Keywords: font generation, GANet, glyph-attention, few-shot, GAN
Abstract: Font generation is a valuable but challenging task, it is time consuming and costly to design font libraries which cover all glyphs with various styles. The time and cost of such task will be greatly reduced if the complete font library can be generated from only a few custom samples. Inspired by font characteristics and global and local attention mechanism Wang et al. (2018), we propose a glyph-attention network (GANet) to tackle this problem. Firstly, a content encoder and a style encoder are trained to extract features as keys and values from a content glyph set and a style glyph set, respectively. Secondly, a query vector generated from a single glyph sample by the query encoder is applied to draw out proper features from the content and style (key, value) pairs via glyph-attention modules.

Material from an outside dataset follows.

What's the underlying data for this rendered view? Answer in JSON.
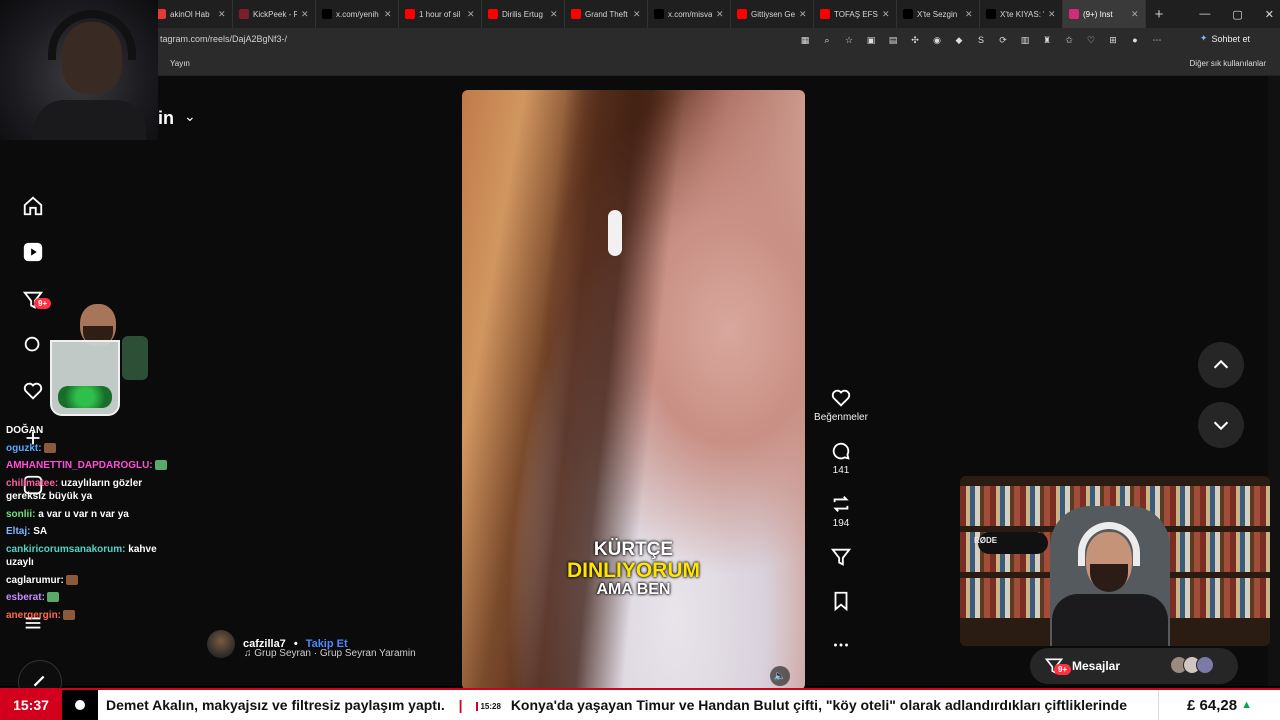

Next, a decoder is used to recover a glyph from the queried features. Lastly, Adversarial losses Goodfellow et al. (2014) with multi-task glyph discriminator are employed to stablize the training process. Experimental results demonstrate that our method is able to create robust results with superior fidelity. Less number of samples are needed and better performance is achieved when compared to the other state-of-the-art few-shot font generation methods, without utilizing supervision on locality such as component, skeleton, or strokes, etc.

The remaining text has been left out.